What I believe we have on the BDA matter is a small clique trying to sabotage our current North Korean policy, not because it has a better policy, but because it wants to avoid accountability and responsibility for a policy that has already failed.

And I think the media and Congress should go after it.

It’s not an issue of giving Kim Jung Il a hand.

It’s a matter of helping the United States get out of a jam that the hardliners put us in—and perversely want to keep us in.

There’s no point anymore in giving failure the benefit of the doubt—or the protection of willfully obtuse and credulous coverage.

1 comment:

  1. Anonymous2:03 AM

    CH

    Kudos to you, see this piece:)

    http://english.ohmynews.com/articleview/article_view.asp?article_class=&no=362192&rel_no=1

    "Therefore it would appear that the action against BDA is a carefully crafted political action and that it will be necessary that there be public understanding, discussion and debate about what is behind this action in order to find a way to have the policy that gave rise to the BDA action changed.

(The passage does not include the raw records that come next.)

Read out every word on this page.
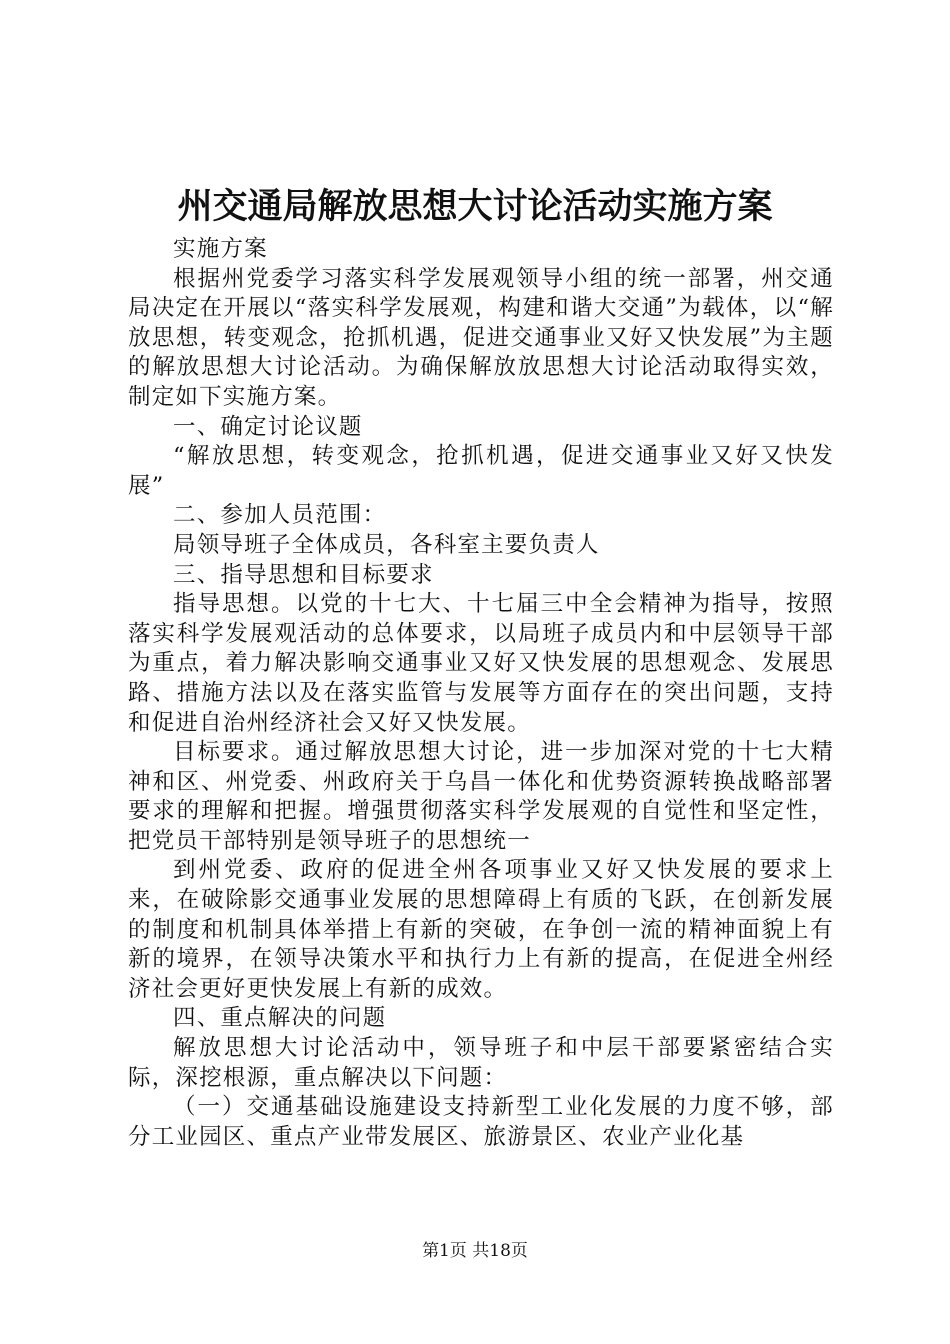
州交通局解放思想大讨论活动实施方案

实施方案

根据州党委学习落实科学发展观领导小组的统一部署，州交通局决定在开展以“落实科学发展观，构建和谐大交通”为载体，以“解放思想，转变观念，抢抓机遇，促进交通事业又好又快发展”为主题的解放思想大讨论活动。为确保解放放思想大讨论活动取得实效，制定如下实施方案。

一、确定讨论议题

“解放思想，转变观念，抢抓机遇，促进交通事业又好又快发展”

二、参加人员范围：

局领导班子全体成员，各科室主要负责人

三、指导思想和目标要求

指导思想。以党的十七大、十七届三中全会精神为指导，按照落实科学发展观活动的总体要求，以局班子成员内和中层领导干部为重点，着力解决影响交通事业又好又快发展的思想观念、发展思路、措施方法以及在落实监管与发展等方面存在的突出问题，支持和促进自治州经济社会又好又快发展。

目标要求。通过解放思想大讨论，进一步加深对党的十七大精神和区、州党委、州政府关于乌昌一体化和优势资源转换战略部署要求的理解和把握。增强贯彻落实科学发展观的自觉性和坚定性，把党员干部特别是领导班子的思想统一

到州党委、政府的促进全州各项事业又好又快发展的要求上来，在破除影交通事业发展的思想障碍上有质的飞跃，在创新发展的制度和机制具体举措上有新的突破，在争创一流的精神面貌上有新的境界，在领导决策水平和执行力上有新的提高，在促进全州经济社会更好更快发展上有新的成效。

四、重点解决的问题

解放思想大讨论活动中，领导班子和中层干部要紧密结合实际，深挖根源，重点解决以下问题：

（一）交通基础设施建设支持新型工业化发展的力度不够，部分工业园区、重点产业带发展区、旅游景区、农业产业化基

第1页 共18页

    Instead of the U.S. mainstream press carrying out the needed investigation about why BDA has been targeted and what is behind this action, there have been continual condemnations of North Korea. Fortunately there are journalists like those who work with the McClatchy News Service who have made an effort to probe what is happening behind-the-scenes in the BDA affair and blogs like China Matters which have taken the time and care to begin uncovering what the BDA affair is really all about. This is but one of the stories of what is really going on behind the scenes within the U.S. government that has been hidden from the public. This is one of the stories yet to be unraveled by bloggers, and citizen journalists."

    Re Cheney, I refer you to my comment on your previous post; he is medically and mentally unfit to hold office and needs to be removed...PERIOD!

    Re the intellectual and moral laziness of some journalists (except for yourself, McClatchy and a few others), I concur.

    I had a brief exchange with Forbes on the subject of the E&Y report, which they negelected to cover in their recent piece on BDA etc.

    When I pointed out that their comment on BDA being involved in money laundering was not supported by the E&Y report, I received this weak and prissy response:

    " the E&Y report hardly gave BDA a clean bill of health either..."

    A form of lazy and weak answer used by people who wish the facts would fit their prejudice.

    I would have expected better from Forbes.

    The sad fact is that the "mainstream" media (with certain exceptions) have allowed this incompetent, dishonest and inept administration to "get away with murder".

    The journalists who did this, and who still let the adminstration off the hook are every bit as gulity as Cheney et al for the shame that is now US foreign policy.